EU Agrees To Block Most But Not All Russian Oil
By Stefan J. Bos, Chief International Correspondent Worthy News
BRUSSELS/BUDAPEST (Worthy News) – European Union leaders say they will block most Russian oil imports by the end of 2022 to punish Moscow for invading Ukraine. But the EU embargo will only affect oil that arrives by sea following opposition from Hungary.
After tough negotiations that tested the unity of the European Union, the 27 nation bloc managed to come up with a compromise that limits Russian oil imports. They agreed on an EU-wide ban that will affect oil that arrives by the sea – around two-thirds of imports.
Pledges by Poland and Germany to stop importing pipeline oil will eventually raise coverage of the ban to 90 percent of Russian imports. But pipeline oil isn’t included after fierce opposition from Hungary, which is heavily dependent on Russian oil and natural gas supplies.
Yet the president of the EU’s executive European Commission, Ursula von der Leyen, suggested that even this compromise makes it more difficult for Russia to finance its invasion of Ukraine. “I am very glad that the leaders were able to agree in principle on the sixth sanctions package,” she told reporters after the first day of an EU summit in Brussels.
[The European] “Council should now be able to finalize a ban on almost 90 percent of all Russian oil imports by the end of the year. This is an important step forward.”
However, Hungarian Prime Minister Viktor Orbán clarified that his landlocked nation would only support the package if it guaranteed Hungary’s energy security. “It is a good approach. But we need a guarantee that in case of an accident with the pipeline rushing through Ukraine…we have the right to get Russian oil from other sources. So if we get it, then it’s fine [this package],” he added.
He also told journalists that a complete oil embargo would have meant dropping “dropping a nuclear bomb” on the country’s economy, which is already facing inflation and a rapidly declining currency.
And the right-wing nationalist took to his Facebook website to declare, perhaps somewhat prematurely, victory as he was re-elected in part on a promise to keep utility bills low for families. He told Hungarians they could sleep soundly – protected from expensive fuel costs that the embargo would bring to the rest of Europe. “We succeeded in defeating the proposal of the European Council, which would have forbidden Hungary from using Russian oil,” he said.
Other landlocked countries, such as Slovakia and the Czech Republic, also asked for more time due to their dependence on Russian oil.
Bulgaria, already cut off from Russian gas by Russia’s energy giant Gazprom, had likewise sought opt-outs. Russia also stopped supplying gas to the Netherlands after Dutch energy firm GasTerra refused to pay in roubles.
Russia currently supplies 27 percent of the EU’s imported oil and 40 percent of its gas. The bloc pays Russia around 430 billion dollars a year in return.
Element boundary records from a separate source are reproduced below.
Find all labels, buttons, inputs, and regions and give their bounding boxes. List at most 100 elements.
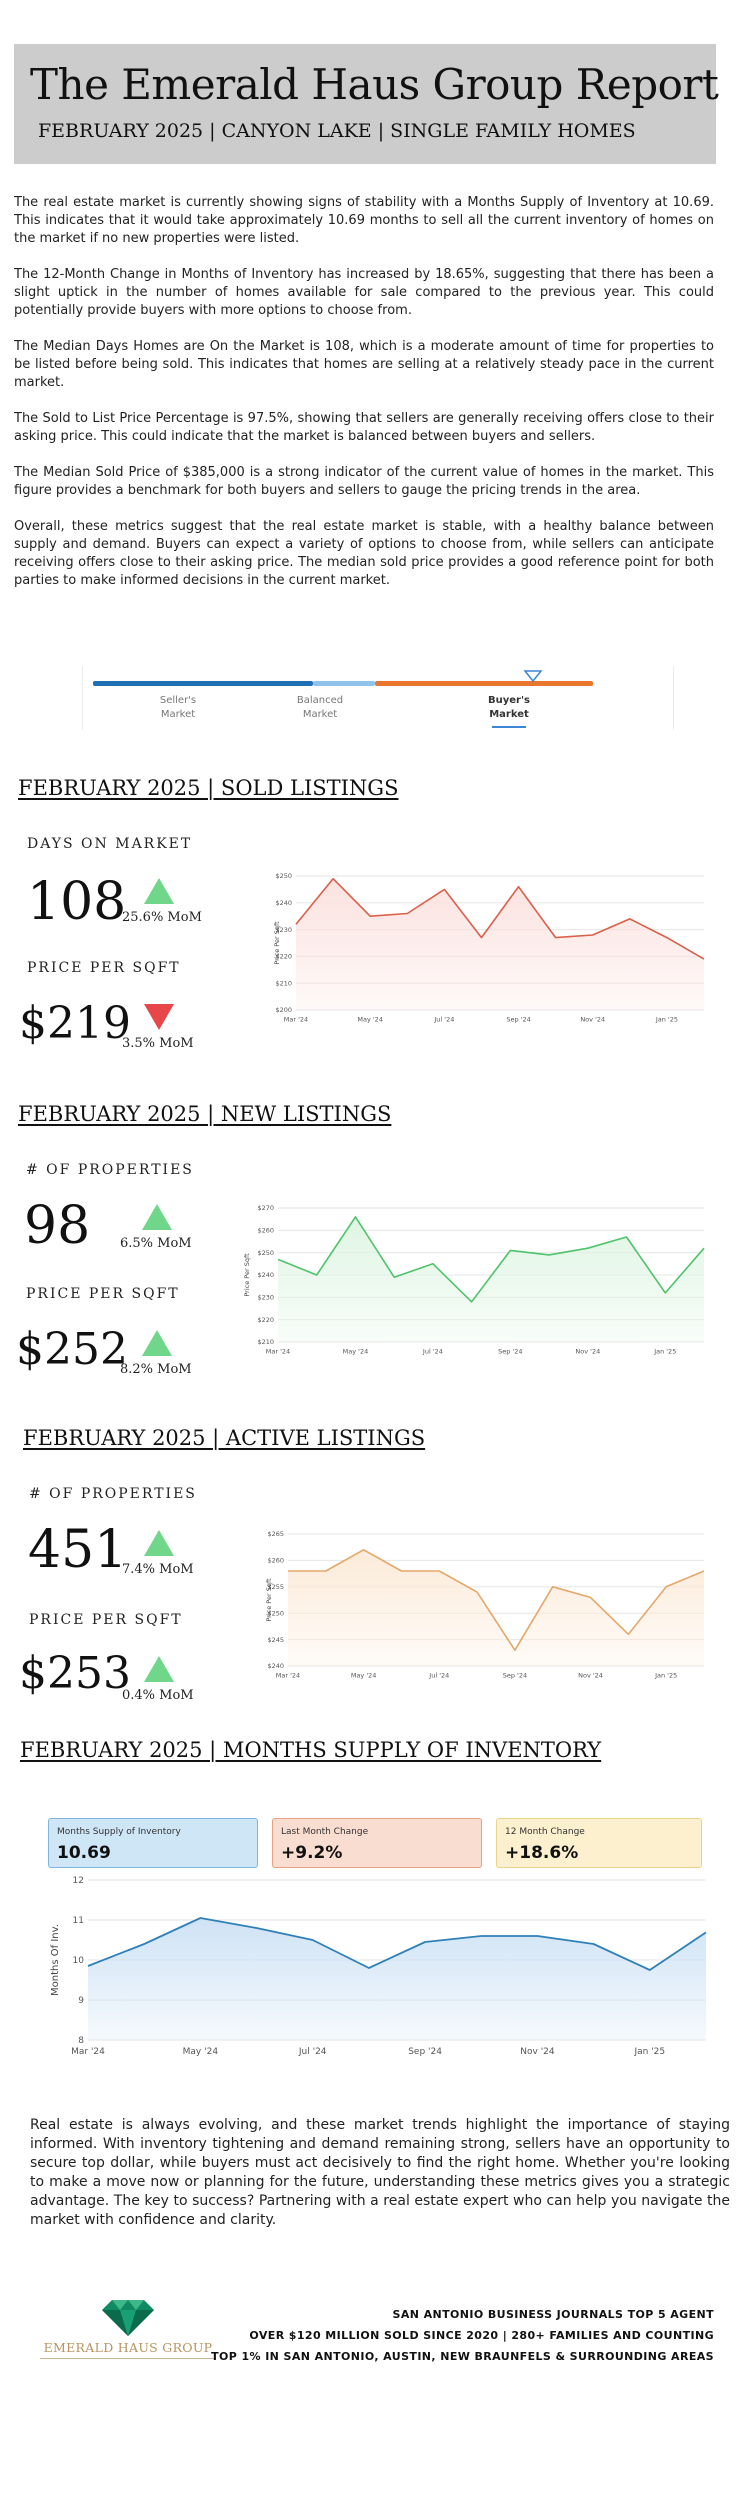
y-tick-label: $230 <box>275 926 292 934</box>
y-tick-label: $245 <box>267 1636 284 1644</box>
x-tick-label: Jan '25 <box>653 1348 676 1356</box>
scale-label-buyer: Buyer's Market <box>464 694 554 722</box>
x-tick-label: Sep '24 <box>506 1016 530 1024</box>
x-tick-label: Jul '24 <box>428 1672 449 1680</box>
series-area <box>88 1918 706 2040</box>
msi-box-value: +9.2% <box>281 1843 343 1863</box>
x-tick-label: Jul '24 <box>298 2047 327 2057</box>
market-scale-bar <box>93 670 593 686</box>
y-tick-label: $240 <box>267 1662 284 1670</box>
x-tick-label: Jul '24 <box>422 1348 443 1356</box>
x-tick-label: Sep '24 <box>408 2047 442 2057</box>
series-line <box>277 1216 705 1303</box>
series-area <box>288 1549 704 1666</box>
y-tick-label: $220 <box>275 953 292 961</box>
x-tick-label: Jan '25 <box>655 1016 678 1024</box>
logo-text: EMERALD HAUS GROUP <box>43 2340 213 2355</box>
new-price-chart: $210 $220 $230 $240 $250 $260 $270 Mar '24 May '… <box>240 1200 710 1360</box>
footer-line: TOP 1% IN SAN ANTONIO, AUSTIN, NEW BRAUN… <box>211 2350 714 2363</box>
active-price-value: $253 <box>19 1648 131 1699</box>
new-count-label: # OF PROPERTIES <box>26 1162 194 1178</box>
x-tick-label: May '24 <box>351 1672 377 1680</box>
msi-chart: 8 9 10 11 12 Mar '24 May '24 Jul '24 Sep '24 Nov … <box>44 1874 710 2060</box>
scale-segment-buyer <box>375 681 593 686</box>
y-tick-label: $220 <box>257 1316 274 1324</box>
active-section-title: FEBRUARY 2025 | ACTIVE LISTINGS <box>23 1426 426 1450</box>
sold-price-label: PRICE PER SQFT <box>27 960 181 976</box>
x-tick-label: Nov '24 <box>575 1348 600 1356</box>
series-area <box>278 1216 704 1342</box>
intro-paragraph: The real estate market is currently show… <box>14 195 714 246</box>
scale-segment-seller <box>93 681 313 686</box>
msi-box-label: 12 Month Change <box>505 1827 585 1837</box>
series-line <box>87 1917 707 1971</box>
scale-label-buyer-line1: Buyer's <box>488 695 530 706</box>
y-tick-label: 9 <box>78 1996 84 2006</box>
new-price-change: 8.2% MoM <box>120 1362 192 1377</box>
report-subtitle: FEBRUARY 2025 | CANYON LAKE | SINGLE FAM… <box>38 120 636 142</box>
closing-text: Real estate is always evolving, and thes… <box>30 2117 730 2228</box>
new-count-value: 98 <box>24 1196 91 1256</box>
x-tick-label: Mar '24 <box>266 1348 290 1356</box>
intro-paragraph: The Median Days Homes are On the Market … <box>14 339 714 390</box>
msi-box-last-month: Last Month Change +9.2% <box>272 1818 482 1868</box>
series-area <box>296 878 704 1010</box>
y-tick-label: $230 <box>257 1294 274 1302</box>
y-tick-label: $210 <box>275 979 292 987</box>
x-tick-label: Nov '24 <box>580 1016 605 1024</box>
trend-up-icon <box>144 1656 174 1682</box>
new-price-label: PRICE PER SQFT <box>26 1286 180 1302</box>
x-tick-label: May '24 <box>343 1348 369 1356</box>
y-tick-label: $270 <box>257 1204 274 1212</box>
y-axis-label: Price Per Sqft <box>243 1253 251 1297</box>
report-header: The Emerald Haus Group Report FEBRUARY 2… <box>14 44 719 164</box>
y-tick-label: $260 <box>257 1227 274 1235</box>
sold-price-chart: $200 $210 $220 $230 $240 $250 Mar '24 May '24 Ju… <box>270 868 710 1028</box>
y-tick-label: 11 <box>73 1916 84 1926</box>
trend-up-icon <box>142 1330 172 1356</box>
scale-label-balanced: Balanced Market <box>275 694 365 722</box>
sold-price-value: $219 <box>19 998 131 1049</box>
y-tick-label: $250 <box>275 872 292 880</box>
x-tick-label: Sep '24 <box>503 1672 527 1680</box>
market-scale: Seller's Market Balanced Market Buyer's … <box>82 666 674 730</box>
y-tick-label: $255 <box>267 1583 284 1591</box>
intro-paragraph: The Median Sold Price of $385,000 is a s… <box>14 465 714 498</box>
series-line <box>288 1549 705 1651</box>
y-tick-label: $240 <box>257 1271 274 1279</box>
msi-box-value: +18.6% <box>505 1843 579 1863</box>
scale-label-seller: Seller's Market <box>133 694 223 722</box>
x-tick-label: Jan '25 <box>633 2047 665 2057</box>
trend-up-icon <box>144 878 174 904</box>
sold-days-label: DAYS ON MARKET <box>27 836 193 852</box>
msi-section-title: FEBRUARY 2025 | MONTHS SUPPLY OF INVENTO… <box>20 1738 602 1762</box>
y-tick-label: $250 <box>257 1249 274 1257</box>
msi-box-current: Months Supply of Inventory 10.69 <box>48 1818 258 1868</box>
intro-paragraph: The 12-Month Change in Months of Invento… <box>14 267 714 318</box>
sold-section-title: FEBRUARY 2025 | SOLD LISTINGS <box>18 776 399 800</box>
intro-text: The real estate market is currently show… <box>14 194 714 608</box>
x-tick-label: May '24 <box>357 1016 383 1024</box>
y-axis-label: Months Of Inv. <box>50 1924 61 1996</box>
x-tick-label: Nov '24 <box>520 2047 555 2057</box>
msi-box-label: Last Month Change <box>281 1827 369 1837</box>
x-tick-label: May '24 <box>183 2047 219 2057</box>
x-tick-label: Sep '24 <box>498 1348 522 1356</box>
scale-label-seller-line2: Market <box>160 709 196 720</box>
footer-credentials: SAN ANTONIO BUSINESS JOURNALS TOP 5 AGEN… <box>211 2304 714 2367</box>
new-price-value: $252 <box>16 1324 128 1375</box>
emerald-haus-logo: EMERALD HAUS GROUP <box>40 2296 216 2359</box>
active-price-label: PRICE PER SQFT <box>29 1612 183 1628</box>
scale-segment-balanced <box>313 681 375 686</box>
trend-up-icon <box>144 1530 174 1556</box>
scale-label-balanced-line1: Balanced <box>296 695 344 706</box>
y-tick-label: $260 <box>267 1557 284 1565</box>
footer-line: OVER $120 MILLION SOLD SINCE 2020 | 280+… <box>249 2329 714 2342</box>
msi-box-12-month: 12 Month Change +18.6% <box>496 1818 702 1868</box>
active-market-underline <box>492 726 526 728</box>
sold-days-change: 25.6% MoM <box>122 910 202 925</box>
y-tick-label: $210 <box>257 1338 274 1346</box>
active-count-value: 451 <box>28 1520 128 1580</box>
y-axis-label: Price Per Sqft <box>273 921 281 965</box>
x-tick-label: Nov '24 <box>578 1672 603 1680</box>
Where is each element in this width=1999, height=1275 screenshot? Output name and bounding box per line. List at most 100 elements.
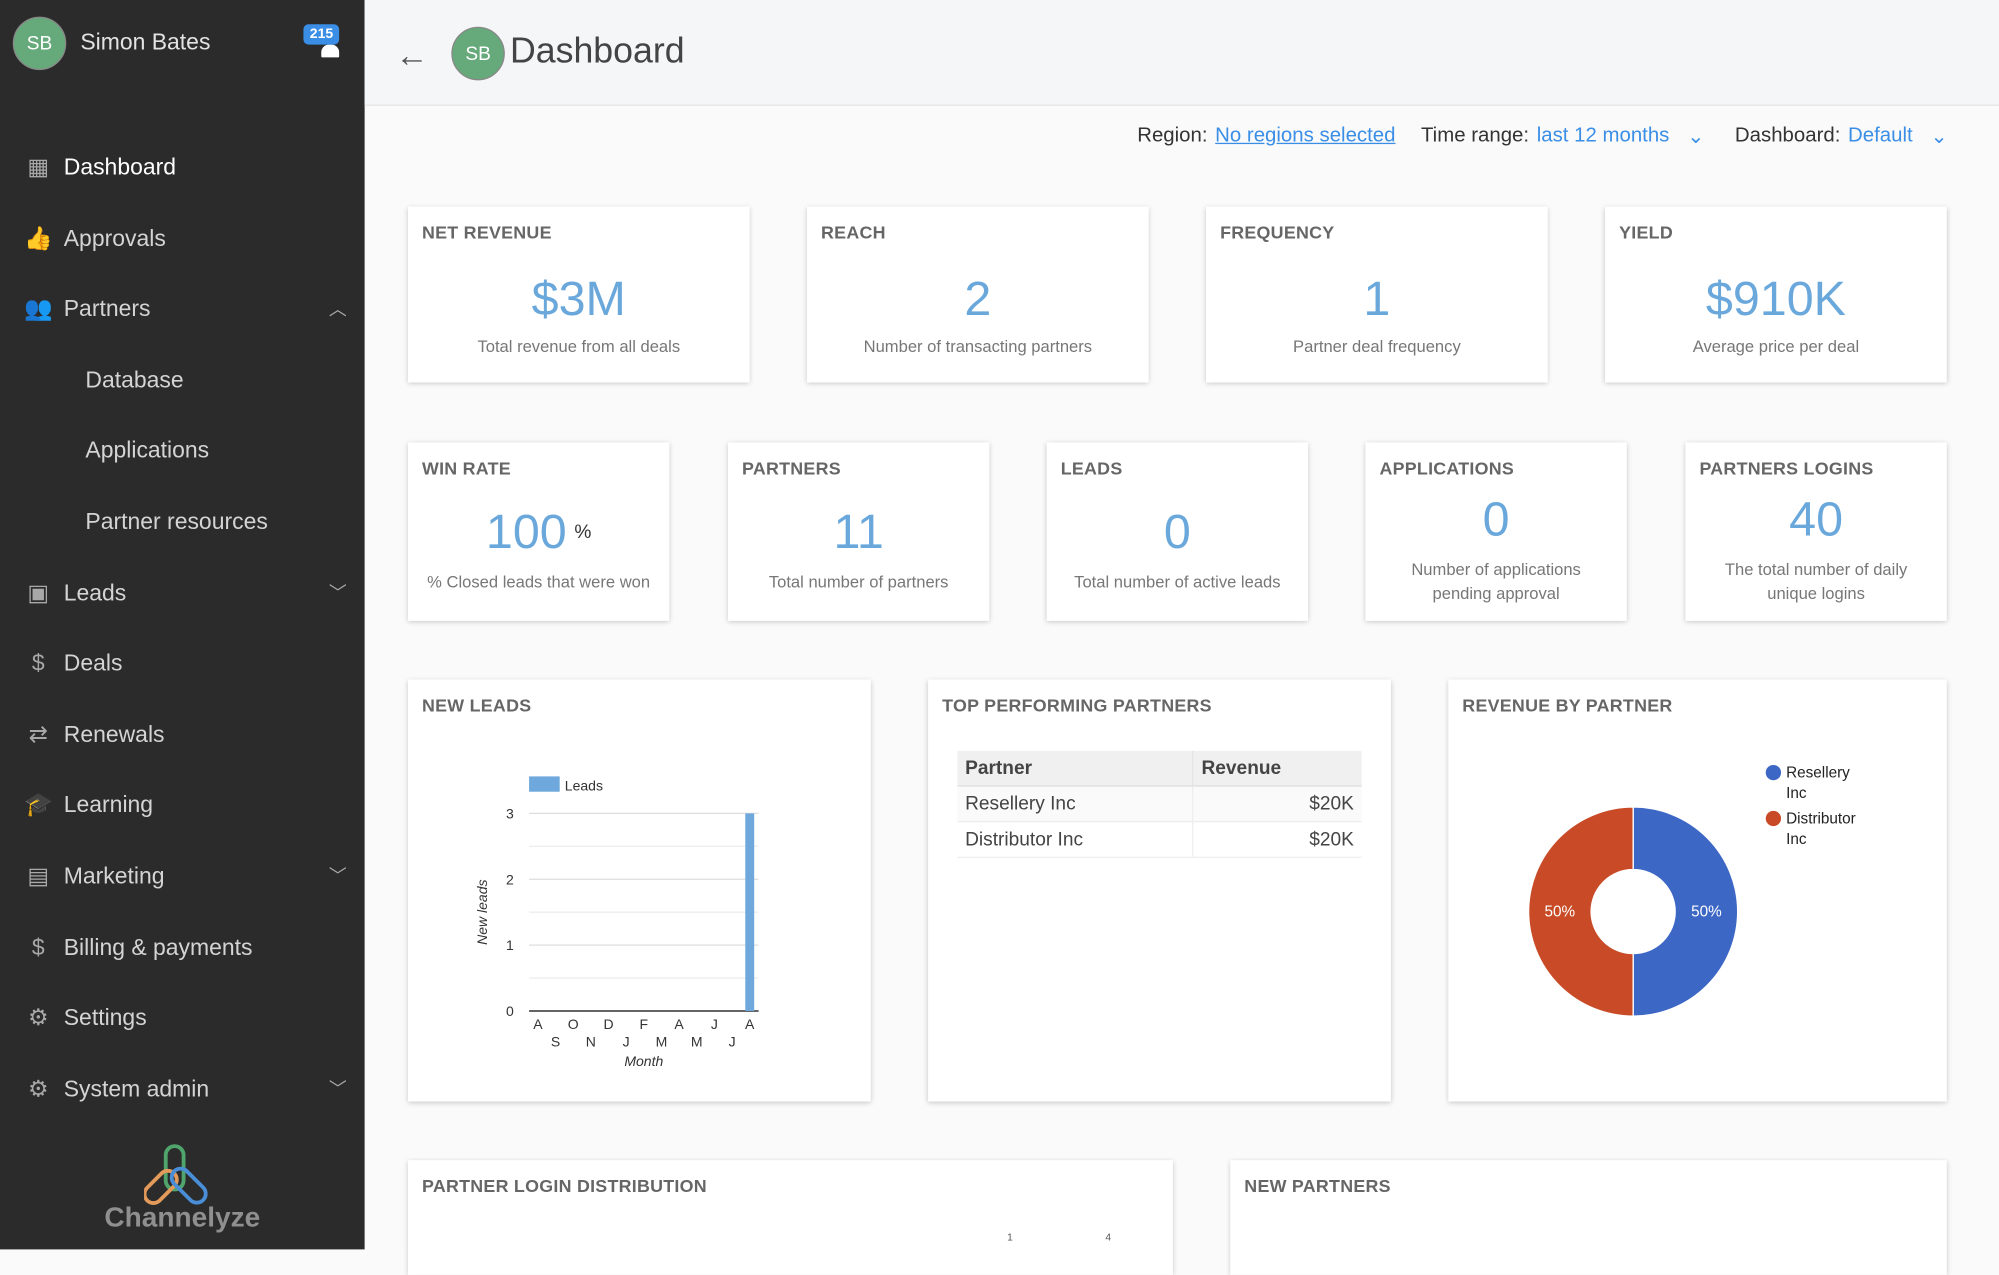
kpi-card[interactable]: FREQUENCY 1 Partner deal frequency: [1206, 206, 1548, 383]
kpi-title: REACH: [821, 221, 886, 243]
chevron-up-icon[interactable]: ︿: [328, 298, 347, 319]
sidebar-item-label: Learning: [63, 791, 154, 817]
tick-label: 1: [1007, 1231, 1013, 1244]
x-tick-label: S: [551, 1034, 560, 1050]
kpi-card[interactable]: NET REVENUE $3M Total revenue from all d…: [407, 206, 750, 383]
bell-icon[interactable]: [321, 44, 340, 58]
chevron-down-icon[interactable]: ﹀: [328, 582, 347, 604]
y-tick-label: 2: [506, 871, 514, 887]
kpi-card[interactable]: PARTNERS LOGINS 40 The total number of d…: [1685, 442, 1947, 621]
table-row: Distributor Inc $20K: [957, 821, 1362, 859]
repeat-icon: ⇄: [28, 720, 48, 747]
column-header[interactable]: Revenue: [1192, 750, 1362, 787]
x-tick-label: A: [533, 1016, 543, 1032]
x-tick-label: O: [568, 1016, 579, 1032]
revenue-cell: $20K: [1192, 821, 1362, 859]
user-avatar[interactable]: SB: [12, 16, 67, 71]
sidebar-item-label: Dashboard: [63, 153, 177, 180]
sidebar-item-system-admin[interactable]: ⚙ System admin ﹀: [0, 1063, 365, 1114]
sidebar-item-label: System admin: [63, 1075, 210, 1101]
pie-slice[interactable]: [1632, 806, 1739, 1017]
kpi-description: Partner deal frequency: [1293, 336, 1461, 356]
sidebar-item-partner-resources[interactable]: Partner resources: [0, 496, 365, 547]
kpi-card[interactable]: LEADS 0 Total number of active leads: [1046, 442, 1309, 621]
region-link[interactable]: No regions selected: [1215, 124, 1396, 147]
y-tick-label: 1: [506, 937, 514, 953]
kpi-value: 0: [1482, 493, 1510, 547]
legend-label[interactable]: Resellery Inc: [1786, 765, 1850, 802]
x-tick-label: J: [623, 1034, 630, 1050]
kpi-value: 11: [833, 506, 884, 560]
page-title: Dashboard: [509, 30, 685, 71]
sidebar-item-deals[interactable]: $ Deals: [0, 637, 365, 688]
sidebar-item-dashboard[interactable]: ▦ Dashboard: [0, 142, 365, 193]
sidebar: SB Simon Bates 215 ▦ Dashboard 👍 Approvals 👥…: [0, 0, 365, 1250]
kpi-value: $3M: [531, 272, 626, 327]
kpi-title: WIN RATE: [421, 457, 511, 479]
kpi-card[interactable]: YIELD $910K Average price per deal: [1605, 206, 1947, 383]
kpi-value: 40: [1789, 493, 1844, 547]
x-axis-title: Month: [624, 1053, 663, 1069]
x-tick-label: J: [711, 1016, 718, 1032]
sidebar-item-label: Leads: [63, 579, 127, 605]
sidebar-item-renewals[interactable]: ⇄ Renewals: [0, 709, 365, 760]
kpi-card[interactable]: WIN RATE 100% % Closed leads that were w…: [407, 442, 670, 621]
bar[interactable]: [745, 813, 755, 1011]
kpi-card[interactable]: APPLICATIONS 0 Number of applications pe…: [1365, 442, 1627, 621]
legend-swatch: [529, 776, 560, 792]
chevron-down-icon[interactable]: ﹀: [328, 1078, 347, 1099]
pie-slice[interactable]: [1528, 806, 1634, 1017]
kpi-card[interactable]: REACH 2 Number of transacting partners: [807, 206, 1149, 383]
new-leads-card: NEW LEADS: [407, 679, 871, 1102]
sidebar-item-label: Approvals: [63, 225, 166, 251]
store-icon: ▤: [27, 862, 50, 888]
partner-login-distribution-card: PARTNER LOGIN DISTRIBUTION 1 4: [407, 1160, 1173, 1275]
x-tick-label: D: [603, 1016, 613, 1032]
x-tick-label: A: [745, 1016, 755, 1032]
sidebar-item-learning[interactable]: 🎓 Learning: [0, 779, 365, 830]
kpi-description: Total number of active leads: [1074, 572, 1281, 592]
sidebar-item-label: Deals: [63, 649, 123, 676]
gear-icon: ⚙: [27, 1003, 49, 1030]
time-range-select[interactable]: last 12 months: [1536, 124, 1670, 147]
column-header[interactable]: Partner: [957, 750, 1194, 787]
top-partners-card: TOP PERFORMING PARTNERS Partner Revenue R…: [928, 679, 1391, 1102]
x-tick-label: F: [640, 1016, 649, 1032]
legend-label[interactable]: Distributor Inc: [1786, 811, 1856, 848]
card-title: TOP PERFORMING PARTNERS: [942, 694, 1212, 716]
card-title: PARTNER LOGIN DISTRIBUTION: [421, 1175, 707, 1196]
kpi-card[interactable]: PARTNERS 11 Total number of partners: [727, 442, 990, 621]
chevron-down-icon[interactable]: ⌄: [1930, 126, 1948, 148]
card-title: REVENUE BY PARTNER: [1462, 694, 1673, 716]
sidebar-item-applications[interactable]: Applications: [0, 425, 365, 476]
dashboard-select[interactable]: Default: [1848, 124, 1913, 147]
y-tick-label: 3: [506, 805, 514, 821]
user-name[interactable]: Simon Bates: [80, 29, 211, 55]
thumbs-up-icon: 👍: [23, 225, 53, 251]
sidebar-item-partners[interactable]: 👥 Partners ︿: [0, 283, 365, 334]
kpi-value: 100: [485, 506, 567, 560]
filter-bar: Region: No regions selected Time range: …: [1137, 124, 1947, 149]
chevron-down-icon[interactable]: ﹀: [328, 865, 347, 887]
sidebar-item-approvals[interactable]: 👍 Approvals: [0, 213, 365, 264]
contact-folder-icon: ▣: [27, 579, 50, 605]
sidebar-item-leads[interactable]: ▣ Leads ﹀: [0, 567, 365, 618]
legend-label: Leads: [565, 777, 603, 793]
dashboard-label: Dashboard:: [1734, 124, 1841, 147]
sidebar-item-billing-payments[interactable]: $ Billing & payments: [0, 922, 365, 973]
sidebar-item-database[interactable]: Database: [0, 354, 365, 405]
kpi-title: PARTNERS LOGINS: [1699, 457, 1874, 479]
top-bar: [364, 0, 1999, 106]
x-tick-label: M: [656, 1034, 668, 1050]
table-header-row: Partner Revenue: [957, 750, 1362, 787]
admin-gear-icon: ⚙: [27, 1075, 49, 1101]
kpi-title: LEADS: [1060, 457, 1123, 479]
kpi-title: FREQUENCY: [1220, 221, 1335, 243]
back-arrow-icon[interactable]: ←: [395, 35, 429, 74]
chevron-down-icon[interactable]: ⌄: [1687, 126, 1705, 148]
kpi-description: % Closed leads that were won: [427, 572, 651, 592]
notification-badge[interactable]: 215: [303, 24, 340, 45]
sidebar-item-settings[interactable]: ⚙ Settings: [0, 992, 365, 1043]
sidebar-item-marketing[interactable]: ▤ Marketing ﹀: [0, 850, 365, 901]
The six packages of sanctions against Russia isn’t limited to oil. For instance, Russia’s largest bank, Sberbank, will be cut off from the Swift payment system, which allows the rapid transfer of money across borders.
And there will be restrictions on individuals who the EU claims are “responsible for war crimes in Ukraine.”
And three more Russian state-owned broadcasters will be banned inside the EU in a somewhat controversial move, with critics saying it will limit press freedom and freedom of expression.
The EU sanctions came as battles raged Tuesday in Ukraine, with the head of the key eastern city of Severodonetsk saying the front line has cut the town in half amid relentless Russian bombardments.
Russia now occupies almost all of the Luhansk region in eastern Ukraine, which Moscow recognized as independent before the invasion in February.
Tens of thousands of people, including civilians and soldiers, are believed to have died in a war that uprooted millions of people.